Ecuadorean President Guillermo Lasso participates in an interview at Carondelet Palace, in Quito, Ecuador April 26, 2022.
Ecuadorean President Guillermo Lasso participates in an interview at Carondelet Palace, in Quito, Ecuador April 26, 2022.(Santiago Arcos/Reuters)

Reporting by Yury García, Reuters

GUAYAQUIL, Ecuador
EnergiesNet.com 12 15 2022

Ecuadorian President Guillermo Lasso said on Wednesday that the country is on the verge of closing a free trade agreement with China, a deal that would increase exports and boost employment in the South American country’s manufacturing industry.

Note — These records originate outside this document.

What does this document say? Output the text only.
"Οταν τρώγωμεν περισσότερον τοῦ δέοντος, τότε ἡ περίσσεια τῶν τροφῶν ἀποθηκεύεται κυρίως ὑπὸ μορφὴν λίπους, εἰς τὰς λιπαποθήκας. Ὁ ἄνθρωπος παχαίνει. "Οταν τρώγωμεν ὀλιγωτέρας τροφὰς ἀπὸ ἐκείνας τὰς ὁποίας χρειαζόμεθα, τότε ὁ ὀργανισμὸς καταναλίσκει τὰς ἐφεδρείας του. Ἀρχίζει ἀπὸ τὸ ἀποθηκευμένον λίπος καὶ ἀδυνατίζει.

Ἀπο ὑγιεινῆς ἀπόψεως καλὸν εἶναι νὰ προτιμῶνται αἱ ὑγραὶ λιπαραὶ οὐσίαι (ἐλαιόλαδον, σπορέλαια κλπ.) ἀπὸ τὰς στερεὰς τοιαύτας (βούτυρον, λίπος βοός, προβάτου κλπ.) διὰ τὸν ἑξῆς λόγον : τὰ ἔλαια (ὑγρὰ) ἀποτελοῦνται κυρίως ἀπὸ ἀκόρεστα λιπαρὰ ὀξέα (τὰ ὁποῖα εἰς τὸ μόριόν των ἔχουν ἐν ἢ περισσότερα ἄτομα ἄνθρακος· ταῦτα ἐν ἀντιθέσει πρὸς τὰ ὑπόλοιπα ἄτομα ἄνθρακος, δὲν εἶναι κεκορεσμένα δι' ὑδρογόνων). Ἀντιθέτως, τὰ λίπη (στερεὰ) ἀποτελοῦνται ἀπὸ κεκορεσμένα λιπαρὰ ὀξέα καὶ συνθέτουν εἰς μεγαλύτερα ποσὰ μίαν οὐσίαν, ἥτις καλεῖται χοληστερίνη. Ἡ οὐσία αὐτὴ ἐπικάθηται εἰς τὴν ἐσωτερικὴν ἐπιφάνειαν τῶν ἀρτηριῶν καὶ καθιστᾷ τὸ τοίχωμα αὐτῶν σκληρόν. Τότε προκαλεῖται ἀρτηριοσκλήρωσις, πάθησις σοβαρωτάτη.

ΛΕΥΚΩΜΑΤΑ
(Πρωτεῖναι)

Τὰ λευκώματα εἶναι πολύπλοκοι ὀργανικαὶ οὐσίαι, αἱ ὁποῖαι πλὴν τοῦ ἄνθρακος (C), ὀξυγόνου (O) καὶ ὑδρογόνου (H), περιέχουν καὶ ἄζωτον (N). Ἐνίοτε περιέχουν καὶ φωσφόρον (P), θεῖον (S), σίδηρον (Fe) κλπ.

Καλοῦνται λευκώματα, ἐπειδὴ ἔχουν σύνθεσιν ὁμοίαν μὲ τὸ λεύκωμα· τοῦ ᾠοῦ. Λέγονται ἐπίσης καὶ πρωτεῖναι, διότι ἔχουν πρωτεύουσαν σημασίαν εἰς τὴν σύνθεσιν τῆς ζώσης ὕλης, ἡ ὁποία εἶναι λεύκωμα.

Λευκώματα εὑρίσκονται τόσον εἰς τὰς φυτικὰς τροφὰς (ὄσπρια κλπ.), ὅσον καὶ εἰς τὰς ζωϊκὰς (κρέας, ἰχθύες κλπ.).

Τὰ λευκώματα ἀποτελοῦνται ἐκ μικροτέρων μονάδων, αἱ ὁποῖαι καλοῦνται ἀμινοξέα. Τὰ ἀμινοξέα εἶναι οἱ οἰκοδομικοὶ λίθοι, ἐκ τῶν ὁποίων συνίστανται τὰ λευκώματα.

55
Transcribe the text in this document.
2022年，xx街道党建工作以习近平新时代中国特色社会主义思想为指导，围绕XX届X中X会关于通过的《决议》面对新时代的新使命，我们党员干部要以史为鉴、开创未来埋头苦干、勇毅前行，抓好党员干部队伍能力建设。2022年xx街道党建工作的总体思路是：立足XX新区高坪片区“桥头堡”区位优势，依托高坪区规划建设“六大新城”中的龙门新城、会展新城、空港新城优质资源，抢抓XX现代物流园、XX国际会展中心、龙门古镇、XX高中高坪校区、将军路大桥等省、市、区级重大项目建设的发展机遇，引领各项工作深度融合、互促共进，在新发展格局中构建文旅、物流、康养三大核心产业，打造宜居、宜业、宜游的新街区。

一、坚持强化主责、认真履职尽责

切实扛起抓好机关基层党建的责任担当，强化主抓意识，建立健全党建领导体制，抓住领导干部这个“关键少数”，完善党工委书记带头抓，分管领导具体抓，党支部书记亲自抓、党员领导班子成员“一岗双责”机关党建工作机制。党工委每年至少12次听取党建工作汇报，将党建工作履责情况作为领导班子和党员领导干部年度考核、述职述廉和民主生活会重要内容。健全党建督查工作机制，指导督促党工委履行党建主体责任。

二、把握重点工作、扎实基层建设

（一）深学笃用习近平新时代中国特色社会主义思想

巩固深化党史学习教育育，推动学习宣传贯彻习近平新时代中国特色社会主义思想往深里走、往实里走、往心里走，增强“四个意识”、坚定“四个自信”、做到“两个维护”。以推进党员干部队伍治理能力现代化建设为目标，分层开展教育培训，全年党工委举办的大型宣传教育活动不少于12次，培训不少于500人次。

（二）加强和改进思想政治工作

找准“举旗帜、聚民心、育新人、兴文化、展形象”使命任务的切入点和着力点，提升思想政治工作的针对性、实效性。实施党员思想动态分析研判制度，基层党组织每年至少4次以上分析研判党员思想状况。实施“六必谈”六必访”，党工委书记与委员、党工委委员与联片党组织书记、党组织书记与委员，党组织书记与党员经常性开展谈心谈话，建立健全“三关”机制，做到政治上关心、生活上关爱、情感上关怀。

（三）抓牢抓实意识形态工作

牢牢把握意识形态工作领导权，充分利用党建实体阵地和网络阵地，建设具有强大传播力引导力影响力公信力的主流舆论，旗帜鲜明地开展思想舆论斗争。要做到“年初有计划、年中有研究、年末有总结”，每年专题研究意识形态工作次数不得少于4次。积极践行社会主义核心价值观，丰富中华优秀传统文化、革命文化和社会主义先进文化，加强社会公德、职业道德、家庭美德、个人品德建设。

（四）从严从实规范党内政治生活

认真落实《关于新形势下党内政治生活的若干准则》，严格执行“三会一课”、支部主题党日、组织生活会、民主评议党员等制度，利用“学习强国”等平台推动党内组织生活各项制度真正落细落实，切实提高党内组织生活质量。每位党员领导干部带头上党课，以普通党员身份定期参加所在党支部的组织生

“A highly efficient negotiation has been carried out in less than 10 months and I can confirm that the agreement is practically closed,” Lasso said during a meeting of businessmen from China and Latin America in the city of Guayaquil.

Ecuador started negotiating with Beijing in February, aiming to seal an agreement by the end of this year. The deal is set to secure an additional $1 billion in Ecuadorian exports to China.

“Our industrial sectors’ interests have been taken into account, having guaranteed the protection of employment in manufacturing areas,” Lasso added.

Over the past decade, China has become Ecuador’s main financial partner with million-dollar loans tied to long-term crude oil delivery contracts, and million-dollar investments in hydroelectric dams and mining.

Between January and September of this year, Ecuadorian non-oil exports to China totaled $4.45 billion, with the president expecting a 51% growth by the end of 2022 in comparison to 2021.

Lasso, who took office in May, has said more trade and foreign investment are key to stimulating the country’s economy, battered by the COVID-19 pandemic.

Ecuador also planned to sign a trade agreement this year with Mexico, to ensure its entry into the Pacific Alliance, besides agreements with South Korea and the Dominican Republic.